Interesting Ending to Lucian's Life of Demonax

I was reviewing Lucian's biography of the Cynic philosopher, Demonax, active in the second century. Lucian's account is the only near-contemporary account of Demonax's life. He is otherwise not mentioned by another writer until the fifth century.

Ancient biographies were not intended to be comprehensive accounts of the subject's life, but rather selective accounts sufficient to demonstrate the subject's character, accomplishments, or teachings. At the end of Lucian's Life of Demonax, he emphasizes his selectivity with the statement, "I have made but a small selection of the material available; but it may serve to give readers some idea of this great man's character." I found this curiously similar to how the Gospel of John concludes, "Jesus did many other things as well. If every one of them were written down, I suppose that even the whole world would not have room for the books that would be written." John's statement has more splash, but both are emphasizing the same thing: their respective accounts of their subjects are selective and merely impart enough information to demonstrate the subject's greatness or accomplishments.

Comments

This guy was supposed to have been in the second century, but only one guy talks about him between second and fifth century. Now that shows us that he may not have existed, if the guy who talks about him agreed with him at all it proves he didn't exist.

Moreover, if the fifth century sources give any details of his life that proves they were invented in that century.

From all of this I have deduced that he was a Hurian corn god who had a tie-in to the mystery cults and was not even understood as a flesh and blood person until almost the fifth century.

Look at that name, Demonax, it's obvious he's the prototype of the concept of demons. What about that similarity to the book of John you mention yourself? Well that just proves beyond the shadow of a doubt that he's another of the dying rising savior gods whom Jesus was copied after.

therefore he must have been a dying rising corn god who gave birth to demons when he was crucified.
Jason Pratt said…
{{Look at that name, Demonax, it's obvious he's the prototype of the concept of demons.}}

Don't forget the ax. Demons prefer to wield axes in art about them, as is shown in numerous depictions of demons after this time. Clearly, this is where that idea came from.



{g}

JRP
Anonymous said…
I came across "this" recently... Why bother...
'Demonax was a Hurian corn god.' etc... and then DEMON... and then...
(I type a lot of ... because its disgusting!!!)
a) Demonax: etymology: DEMOS and ANAX; which means 'people' and leader, 'archon'. and NOT:
'DEMON with an ax...' ha ha ha. Demon is a simplified form of DAEMON: meaning lesser god in Greek, but evil in Christianity.
Heraclitus (6th BC) said "Should better hide IGNORANCE"

AM
Jason Pratt said…
You missed the joke, AM. Two or three times.

Meta and I were riffing on some of the very shoddy work done by Jesus Myth proponents, past and present, trying to argue that Jesus never existed and that the things claimed for him (even his name) were fadged up from this or that superficially similar or even ridiculously tenuous pagan connection, including by appeal to comparisons long post-dating the composition of the texts (even if the texts were composed in the 2nd century).

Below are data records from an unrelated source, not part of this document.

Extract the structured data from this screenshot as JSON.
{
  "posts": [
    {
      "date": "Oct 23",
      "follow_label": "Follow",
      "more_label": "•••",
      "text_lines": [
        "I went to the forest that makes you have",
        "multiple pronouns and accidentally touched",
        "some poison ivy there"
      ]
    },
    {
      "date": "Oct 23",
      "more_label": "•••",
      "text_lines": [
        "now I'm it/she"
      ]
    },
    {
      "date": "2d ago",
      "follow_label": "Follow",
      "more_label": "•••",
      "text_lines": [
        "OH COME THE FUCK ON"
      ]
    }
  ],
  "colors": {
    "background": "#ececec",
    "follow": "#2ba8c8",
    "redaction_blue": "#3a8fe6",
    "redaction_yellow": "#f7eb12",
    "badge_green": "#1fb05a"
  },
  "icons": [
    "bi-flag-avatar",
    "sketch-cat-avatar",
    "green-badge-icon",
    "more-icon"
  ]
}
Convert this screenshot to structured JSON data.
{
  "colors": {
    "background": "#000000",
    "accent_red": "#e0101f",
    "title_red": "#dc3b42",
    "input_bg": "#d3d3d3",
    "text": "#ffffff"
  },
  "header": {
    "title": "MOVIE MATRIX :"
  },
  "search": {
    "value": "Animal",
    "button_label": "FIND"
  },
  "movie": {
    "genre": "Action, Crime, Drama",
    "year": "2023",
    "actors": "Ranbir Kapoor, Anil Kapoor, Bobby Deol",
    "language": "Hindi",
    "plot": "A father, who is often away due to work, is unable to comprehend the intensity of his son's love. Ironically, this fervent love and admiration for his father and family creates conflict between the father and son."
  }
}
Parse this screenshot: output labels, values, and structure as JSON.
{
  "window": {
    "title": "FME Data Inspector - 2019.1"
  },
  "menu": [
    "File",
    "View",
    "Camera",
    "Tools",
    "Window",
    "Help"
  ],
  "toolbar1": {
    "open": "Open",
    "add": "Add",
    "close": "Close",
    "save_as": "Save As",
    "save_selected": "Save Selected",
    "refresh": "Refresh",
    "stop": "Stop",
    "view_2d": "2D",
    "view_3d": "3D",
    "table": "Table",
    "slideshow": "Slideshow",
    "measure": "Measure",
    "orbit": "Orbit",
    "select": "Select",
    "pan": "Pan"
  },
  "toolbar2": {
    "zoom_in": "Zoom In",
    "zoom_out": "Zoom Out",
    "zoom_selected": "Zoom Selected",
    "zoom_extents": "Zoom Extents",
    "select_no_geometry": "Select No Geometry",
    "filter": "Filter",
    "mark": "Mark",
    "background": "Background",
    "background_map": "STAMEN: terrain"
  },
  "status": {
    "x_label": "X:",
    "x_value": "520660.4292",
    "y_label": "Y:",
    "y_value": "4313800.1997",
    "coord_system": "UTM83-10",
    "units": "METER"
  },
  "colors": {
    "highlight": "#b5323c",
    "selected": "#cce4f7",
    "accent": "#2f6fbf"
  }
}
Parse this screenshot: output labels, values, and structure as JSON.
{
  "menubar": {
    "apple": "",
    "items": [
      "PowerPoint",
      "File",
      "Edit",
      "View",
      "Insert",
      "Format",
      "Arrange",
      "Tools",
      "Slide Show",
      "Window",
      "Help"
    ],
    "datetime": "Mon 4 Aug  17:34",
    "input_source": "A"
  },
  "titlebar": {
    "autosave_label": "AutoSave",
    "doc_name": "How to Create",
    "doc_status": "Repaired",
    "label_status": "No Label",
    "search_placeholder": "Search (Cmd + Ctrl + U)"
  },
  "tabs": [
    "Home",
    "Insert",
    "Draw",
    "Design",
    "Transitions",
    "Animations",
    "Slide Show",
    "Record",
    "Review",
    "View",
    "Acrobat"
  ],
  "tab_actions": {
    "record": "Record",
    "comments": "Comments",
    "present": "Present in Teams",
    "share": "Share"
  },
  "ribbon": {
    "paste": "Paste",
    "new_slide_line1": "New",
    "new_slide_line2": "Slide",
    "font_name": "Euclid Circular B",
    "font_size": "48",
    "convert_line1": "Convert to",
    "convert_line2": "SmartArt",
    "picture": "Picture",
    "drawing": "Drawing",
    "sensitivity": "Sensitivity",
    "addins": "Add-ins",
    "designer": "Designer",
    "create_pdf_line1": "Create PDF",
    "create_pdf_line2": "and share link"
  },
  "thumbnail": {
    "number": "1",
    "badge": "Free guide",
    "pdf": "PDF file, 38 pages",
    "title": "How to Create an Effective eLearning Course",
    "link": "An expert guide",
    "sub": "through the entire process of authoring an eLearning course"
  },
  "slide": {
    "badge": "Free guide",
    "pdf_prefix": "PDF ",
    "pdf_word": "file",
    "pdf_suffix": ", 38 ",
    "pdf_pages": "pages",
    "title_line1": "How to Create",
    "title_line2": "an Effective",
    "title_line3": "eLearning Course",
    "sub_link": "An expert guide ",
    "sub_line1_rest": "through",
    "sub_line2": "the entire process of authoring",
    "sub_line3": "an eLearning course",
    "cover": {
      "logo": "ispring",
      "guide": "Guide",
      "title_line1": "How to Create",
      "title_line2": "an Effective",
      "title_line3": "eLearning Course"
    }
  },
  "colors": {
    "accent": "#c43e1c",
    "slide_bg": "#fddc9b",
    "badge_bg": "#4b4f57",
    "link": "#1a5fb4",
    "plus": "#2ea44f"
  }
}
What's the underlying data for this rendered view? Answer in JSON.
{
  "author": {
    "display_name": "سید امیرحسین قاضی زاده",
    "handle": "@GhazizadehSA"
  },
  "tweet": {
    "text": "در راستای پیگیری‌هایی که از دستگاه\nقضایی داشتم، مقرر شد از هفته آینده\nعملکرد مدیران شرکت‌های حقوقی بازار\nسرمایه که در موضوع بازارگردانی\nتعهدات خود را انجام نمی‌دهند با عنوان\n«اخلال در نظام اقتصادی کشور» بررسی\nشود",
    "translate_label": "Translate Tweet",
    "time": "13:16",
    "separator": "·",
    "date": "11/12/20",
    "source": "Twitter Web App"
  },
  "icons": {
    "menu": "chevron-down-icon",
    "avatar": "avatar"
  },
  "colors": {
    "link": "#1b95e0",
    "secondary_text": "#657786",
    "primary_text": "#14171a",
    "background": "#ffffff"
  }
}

The joke was that if most scholars used the same (yes quite "disgusting") source-analytical techniques on someone like Demonax, we would end up with results for him as foolish as the ones that so offended you.

Not all Jesus Myth proponents use parallel arguments quite so extreme, but we've all run across notorious examples of this sort of thing which have managed to influence the credulous. Meta and I were having a bit of fun at their expense: coming up with the most ludicrous results for Demonax we could think of based on similar arguments we've seen leveled on occasion by wholly incautious JMythers.

I am, in other words, well aware that Demonax does not mean "Demon with an ax" any more than Iesous means "Yah-Zeus" or "Eye of Zeus" or something of that sort; nor do I think Demonax was a fictional entity whose name was chosen to fit that concept, any more than I think Iseous was a fictional entity created by Greek pagans whose name was chosen by them to fit that concept. (Nifty though I would otherwise find the sun imagery connection thematically: I don't call God "the Eye" in my fantasy novels, especially analogizing the sun as the visible symbol of the invisible God, for nothing.)